To run the SARIMA model API locally, you will need to have Python and the necessary packages installed. You can install the required packages with:

pip install -r requirements.txt

Then you can run the Flask application:

python inference.py

The application will start on `http://localhost:8080

Using the API

To get a prediction from the API, send a POST request to http://localhost:8080/invocations with the following JSON payload:

{
  "year": 2024,
  "month": 1
}

The Dockerfile in the repository allows you to build a Docker image of the application. To build the image, run:

docker build -t sarima-app .

Once the image is built, you can run a container:

docker run -p 8080:8080 sarima-app

This application is designed to be deployed on AWS using Amazon ECS.

Historical Analysis

The project began with a visualization and analysis to understand the trends and correlations among different categories of traffic accidents.

Model Development Insights

The initial approach involved developing a simple XGBOOST model, which did not perform well.
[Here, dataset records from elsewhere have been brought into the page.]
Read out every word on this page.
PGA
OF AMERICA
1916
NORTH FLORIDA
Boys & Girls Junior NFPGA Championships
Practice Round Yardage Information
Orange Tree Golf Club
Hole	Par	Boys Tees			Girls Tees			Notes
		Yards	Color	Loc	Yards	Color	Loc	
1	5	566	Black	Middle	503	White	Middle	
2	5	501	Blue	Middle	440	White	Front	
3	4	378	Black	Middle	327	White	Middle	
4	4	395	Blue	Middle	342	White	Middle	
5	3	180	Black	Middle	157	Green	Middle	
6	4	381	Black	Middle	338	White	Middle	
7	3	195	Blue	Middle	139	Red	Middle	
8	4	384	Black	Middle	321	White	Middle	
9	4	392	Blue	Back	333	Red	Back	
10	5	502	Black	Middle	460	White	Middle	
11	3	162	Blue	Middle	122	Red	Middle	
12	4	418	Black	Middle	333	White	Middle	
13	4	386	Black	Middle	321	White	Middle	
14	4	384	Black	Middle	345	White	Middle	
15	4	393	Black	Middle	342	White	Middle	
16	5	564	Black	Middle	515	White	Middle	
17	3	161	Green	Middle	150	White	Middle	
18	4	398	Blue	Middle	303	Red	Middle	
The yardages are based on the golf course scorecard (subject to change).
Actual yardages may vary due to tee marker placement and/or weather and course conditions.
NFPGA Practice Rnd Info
It became clear that a decision tree-based approach would not be able to predict future values while only having past dates as features. An alternative could have been to use data from the past 12 months as features to predict the following month, then use these predictions as features for subsequent forecasts.

However, the decision was made to explore SARIMA models. This presented an opportunity to learn about these models which are popular to predict future data points in a sequence. SARIMA models account for seasonality, trends, and noise in the data, making them a more suitable choice for this type of prediction.